LEARNING_RATE = 5e-5
EPOCHS = 3

## Finetuning

In [6]:
df_train = pd.read_csv("../Data/PreprocessedData/train_preprocessed.csv")
df_test = pd.read_csv("../Data/PreprocessedData/test_preprocessed.csv")
df_val = pd.read_csv("../Data/PreprocessedData/val_preprocessed.csv")

df_train = df_train[['preprocessed_text', 'label']]
df_test = df_test[['preprocessed_text', 'label']]
df_val = df_val[['preprocessed_text', 'label']]

In [7]:
# Convert DataFrame to tf.data.Dataset
train_ds = tf.data.Dataset.from_tensor_slices((df_train['preprocessed_text'].values, df_train['label'].values))
test_ds = tf.data.Dataset.from_tensor_slices((df_test['preprocessed_text'].values, df_test['label'].values))
val_ds = tf.data.Dataset.from_tensor_slices((df_val['preprocessed_text'].values, df_val['label'].values))

In [8]:
# Batch and shuffle the dataset
train_ds = train_ds.batch(BATCH_SIZE).shuffle(10000)
test_ds = test_ds.batch(BATCH_SIZE)
val_ds = val_ds.batch(BATCH_SIZE).shuffle(10000)

In [None]:
# Take as input the tokenized input.
inputs = keras.Input(shape=(SEQ_LENGTH,), dtype=tf.int32)

# Add an embedding layer
embedding_layer = keras.layers.Embedding()
embedding_outputs = embedding_layer(inputs)

# Add 2 LSTM layer
lstm_layer = keras.layers.LSTM(LSTM_UNITS, activation = "relu", return_sequences=True)(embedding_outputs)
lstm_layer = keras.layers.LSTM(LSTM_UNITS, activation = "relu")(lstm_layer)

# Predict an output label.
outputs = keras.layers.Dense(1, activation="sigmoid")(lstm_layer)

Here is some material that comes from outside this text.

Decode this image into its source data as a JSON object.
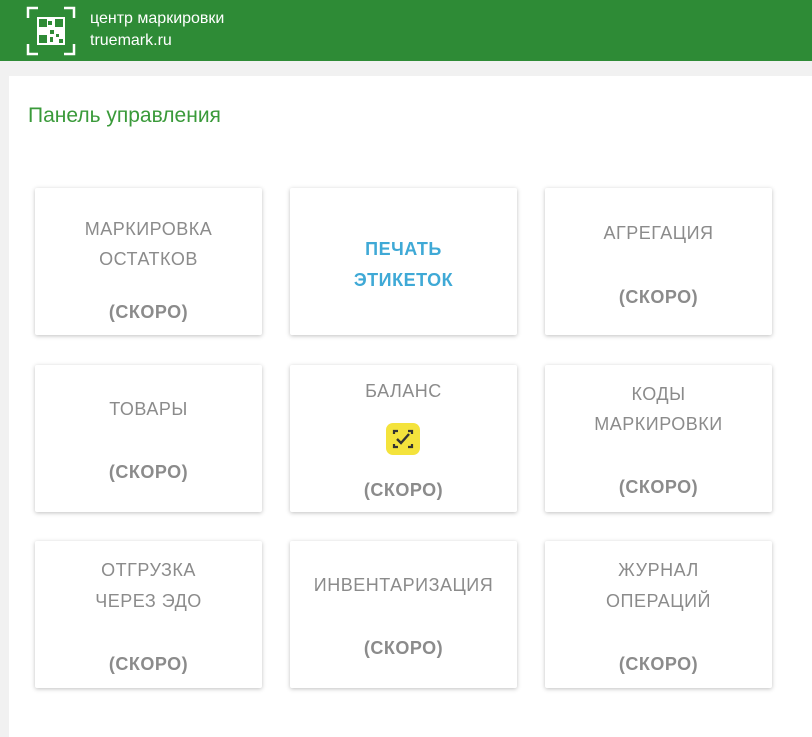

# Define and compile our finetuning model.
finetuning_model = keras.Model(inputs, outputs)
finetuning_model.compile(
    loss="binary_crossentropy",
    optimizer=keras.optimizers.Adam(learning_rate=LEARNING_RATE),
    metrics=["accuracy"],
)

# Finetune the model for the SST-2 task.
finetuning_model.fit(
    train_ds, validation_data=val_ds, epochs=EPOCHS,
)

In [None]:
# Add our tokenization into our final model.
inputs = keras.Input(shape=(), dtype=tf.string)
tokens = tokenizer(inputs)
outputs = finetuning_model(tokens)
final_model = keras.Model(inputs, outputs)
final_model.save("final_model")

# This model can predict directly on raw text.
restored_model = keras.models.load_model("final_model", compile=False)
inference_data = tf.constant(["Terrible, no good, trash.", "So great; I loved it!"])
print(restored_model(inference_data))

In [None]:
# Predictions
train_pred = final_model.predict(finetune_train_ds)
test_pred = final_model.predict(finetune_test_ds)
val_pred = final_model.predict(finetune_val_ds)

# Convert predictions to labels
train_pred = np.where(train_pred > 0.5, 1, 0)
test_pred = np.where(test_pred > 0.5, 1, 0)
val_pred = np.where(val_pred > 0.5, 1, 0)

# Convert labels to numpy arrays
computeAllScores(train_pred, val_pred, test_pred)